While many of our English translations will render this, “our citizenship is in heaven,” to do so requires a degree of inference. Literally, Paul writes that “our country” or “our homeland” is in heaven. The language paints a picture of a group of colonists living in a land that is not their own. One must recognize that in Paul’s era, this was a common experience. Rome was expanding its borders and oftentimes Roman citizens would relocate to newly expanded territories for economic reasons and thus found themselves as strangers in a strange land.
Some of our translations, then, infer the language of citizenship to emphasize the permanent connection to where the people of the church belong. This world is not our home. Peter describes us a sojourners (1 Peter 2:11), the author of Hebrews says that we await the permanent city to come (Hebrews 13:14), and Paul contrasts the Jerusalem above with the Jerusalem below (Galatians 4:21-28). Satan is referred to as the prince of the power of the air (Ephesians 2:2 — often used as a reference to this world but also a reference to idolatry — vanity of vanities says the Preacher!). Like Abraham, we are travelers amongst a people who are unlike us.
How are they unlike us? Go to the previous verses. They are those whose end is destruction, who revel in their sin and seek to satiate their bellies. They are those who will not follow the model of Christ but who pursue the things of the flesh. In contrast, we live a different lifestyle, pursuing the pattern of behavior that we have observed in Paul and in other faithful believers before us.
I find it interesting that when I travel, everyone knows that I am an American even before I open my mouth. Perhaps it is the cowboy boots and the blue jeans, perhaps it is the way I carry myself, whatever it is, when I travel it is as if I carry a neon sign over my head that says, “American.” And note that I am not complaining about that reality; I am grateful to have been born in this great nation. I simply make an observation that should carry back to Paul’s language here. By the way we live, the people of this world (unbelievers) ought to recognize that we don’t belong to this world. Sadly, for many professing Christians, that is a stretch.

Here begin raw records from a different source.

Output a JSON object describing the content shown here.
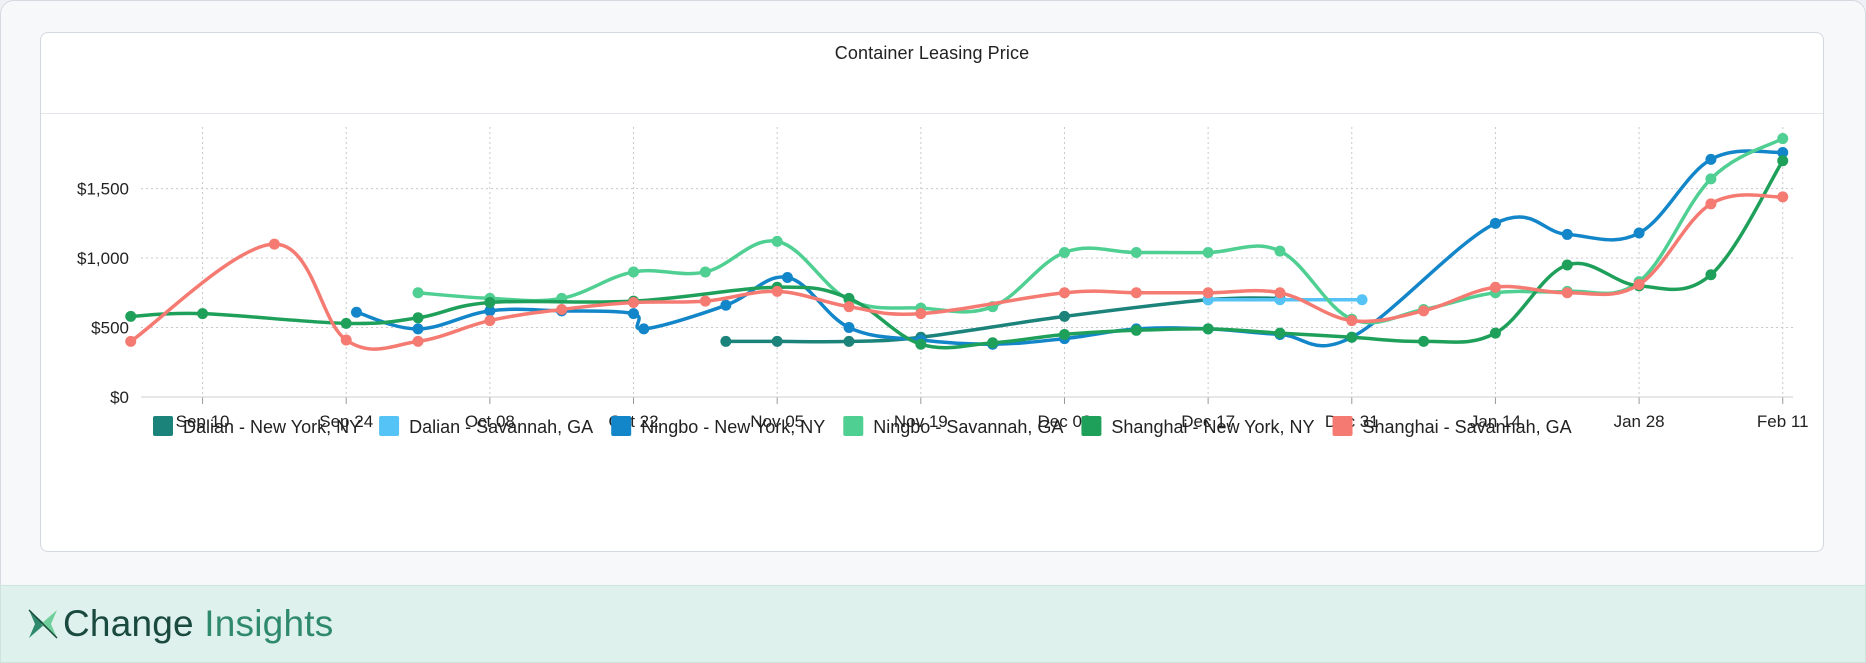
{
  "title": "Container Leasing Price",
  "brand": {
    "name": "Change",
    "suffix": "Insights"
  },
  "chart_data": {
    "type": "line",
    "title": "Container Leasing Price",
    "x_tick_labels": [
      "Sep 10",
      "Sep 24",
      "Oct 08",
      "Oct 22",
      "Nov 05",
      "Nov 19",
      "Dec 03",
      "Dec 17",
      "Dec 31",
      "Jan 14",
      "Jan 28",
      "Feb 11"
    ],
    "x_tick_dates": [
      "2018-09-10",
      "2018-09-24",
      "2018-10-08",
      "2018-10-22",
      "2018-11-05",
      "2018-11-19",
      "2018-12-03",
      "2018-12-17",
      "2018-12-31",
      "2019-01-14",
      "2019-01-28",
      "2019-02-11"
    ],
    "x_range": [
      "2018-09-04",
      "2019-02-12"
    ],
    "y_tick_labels": [
      "$0",
      "$500",
      "$1,000",
      "$1,500"
    ],
    "y_ticks": [
      0,
      500,
      1000,
      1500
    ],
    "ylim": [
      0,
      1900
    ],
    "grid": true,
    "legend_position": "bottom",
    "series": [
      {
        "name": "Dalian - New York, NY",
        "color": "#1b8379",
        "points": [
          [
            "2018-10-31",
            400
          ],
          [
            "2018-11-05",
            400
          ],
          [
            "2018-11-12",
            400
          ],
          [
            "2018-11-19",
            430
          ],
          [
            "2018-12-03",
            580
          ],
          [
            "2018-12-17",
            700
          ],
          [
            "2018-12-24",
            710
          ]
        ]
      },
      {
        "name": "Dalian - Savannah, GA",
        "color": "#55c3f5",
        "points": [
          [
            "2018-12-17",
            700
          ],
          [
            "2018-12-24",
            700
          ],
          [
            "2019-01-01",
            700
          ]
        ]
      },
      {
        "name": "Ningbo - New York, NY",
        "color": "#1386c9",
        "points": [
          [
            "2018-09-25",
            610
          ],
          [
            "2018-10-01",
            490
          ],
          [
            "2018-10-08",
            620
          ],
          [
            "2018-10-15",
            620
          ],
          [
            "2018-10-22",
            600
          ],
          [
            "2018-10-23",
            490
          ],
          [
            "2018-10-31",
            660
          ],
          [
            "2018-11-06",
            860
          ],
          [
            "2018-11-12",
            500
          ],
          [
            "2018-11-19",
            410
          ],
          [
            "2018-11-26",
            380
          ],
          [
            "2018-12-03",
            420
          ],
          [
            "2018-12-10",
            490
          ],
          [
            "2018-12-17",
            490
          ],
          [
            "2018-12-24",
            450
          ],
          [
            "2018-12-31",
            430
          ],
          [
            "2019-01-14",
            1250
          ],
          [
            "2019-01-21",
            1170
          ],
          [
            "2019-01-28",
            1180
          ],
          [
            "2019-02-04",
            1710
          ],
          [
            "2019-02-11",
            1760
          ]
        ]
      },
      {
        "name": "Ningbo - Savannah, GA",
        "color": "#4fcf92",
        "points": [
          [
            "2018-10-01",
            750
          ],
          [
            "2018-10-08",
            710
          ],
          [
            "2018-10-15",
            710
          ],
          [
            "2018-10-22",
            900
          ],
          [
            "2018-10-29",
            900
          ],
          [
            "2018-11-05",
            1120
          ],
          [
            "2018-11-12",
            700
          ],
          [
            "2018-11-19",
            640
          ],
          [
            "2018-11-26",
            650
          ],
          [
            "2018-12-03",
            1040
          ],
          [
            "2018-12-10",
            1040
          ],
          [
            "2018-12-17",
            1040
          ],
          [
            "2018-12-24",
            1050
          ],
          [
            "2018-12-31",
            560
          ],
          [
            "2019-01-07",
            630
          ],
          [
            "2019-01-14",
            750
          ],
          [
            "2019-01-21",
            760
          ],
          [
            "2019-01-28",
            830
          ],
          [
            "2019-02-04",
            1570
          ],
          [
            "2019-02-11",
            1860
          ]
        ]
      },
      {
        "name": "Shanghai - New York, NY",
        "color": "#1fa05a",
        "points": [
          [
            "2018-09-03",
            580
          ],
          [
            "2018-09-10",
            600
          ],
          [
            "2018-09-24",
            530
          ],
          [
            "2018-10-01",
            570
          ],
          [
            "2018-10-08",
            680
          ],
          [
            "2018-10-22",
            690
          ],
          [
            "2018-11-05",
            790
          ],
          [
            "2018-11-12",
            710
          ],
          [
            "2018-11-19",
            380
          ],
          [
            "2018-11-26",
            390
          ],
          [
            "2018-12-03",
            450
          ],
          [
            "2018-12-10",
            480
          ],
          [
            "2018-12-17",
            490
          ],
          [
            "2018-12-24",
            460
          ],
          [
            "2018-12-31",
            430
          ],
          [
            "2019-01-07",
            400
          ],
          [
            "2019-01-14",
            460
          ],
          [
            "2019-01-21",
            950
          ],
          [
            "2019-01-28",
            800
          ],
          [
            "2019-02-04",
            880
          ],
          [
            "2019-02-11",
            1700
          ]
        ]
      },
      {
        "name": "Shanghai - Savannah, GA",
        "color": "#f47a72",
        "points": [
          [
            "2018-09-03",
            400
          ],
          [
            "2018-09-17",
            1100
          ],
          [
            "2018-09-24",
            410
          ],
          [
            "2018-10-01",
            400
          ],
          [
            "2018-10-08",
            550
          ],
          [
            "2018-10-15",
            630
          ],
          [
            "2018-10-22",
            680
          ],
          [
            "2018-10-29",
            690
          ],
          [
            "2018-11-05",
            760
          ],
          [
            "2018-11-12",
            650
          ],
          [
            "2018-11-19",
            600
          ],
          [
            "2018-12-03",
            750
          ],
          [
            "2018-12-10",
            750
          ],
          [
            "2018-12-17",
            750
          ],
          [
            "2018-12-24",
            750
          ],
          [
            "2018-12-31",
            550
          ],
          [
            "2019-01-07",
            620
          ],
          [
            "2019-01-14",
            790
          ],
          [
            "2019-01-21",
            750
          ],
          [
            "2019-01-28",
            810
          ],
          [
            "2019-02-04",
            1390
          ],
          [
            "2019-02-11",
            1440
          ]
        ]
      }
    ]
  }
}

But Paul does not stop with the idea of belonging to a different country. He also speaks that while we are colonists here in this world, we are awaiting the coming of a Savior — the Lord Jesus Christ — the Prince of Heaven who will return to this world in glory and call all his citizens to himself. Therein lies our hope. Our hope is not in simply returning to heaven in spirit after our death, but it is in the physical resurrection, like Christ’s resurrection, that will come when our Savior returns from the homeland to claim his own people. That is our hope. Sadly, too, it seems that many professing Christians do not have this hope in sight either.
Like Abraham before us, we are sojourners and aliens in a land not our own. Like the Israelites in the wilderness, we are a church moving through the wilderness on the way to the promised land…but we are not there yet. Yet, let our lifestyles reflect the land to which we belong.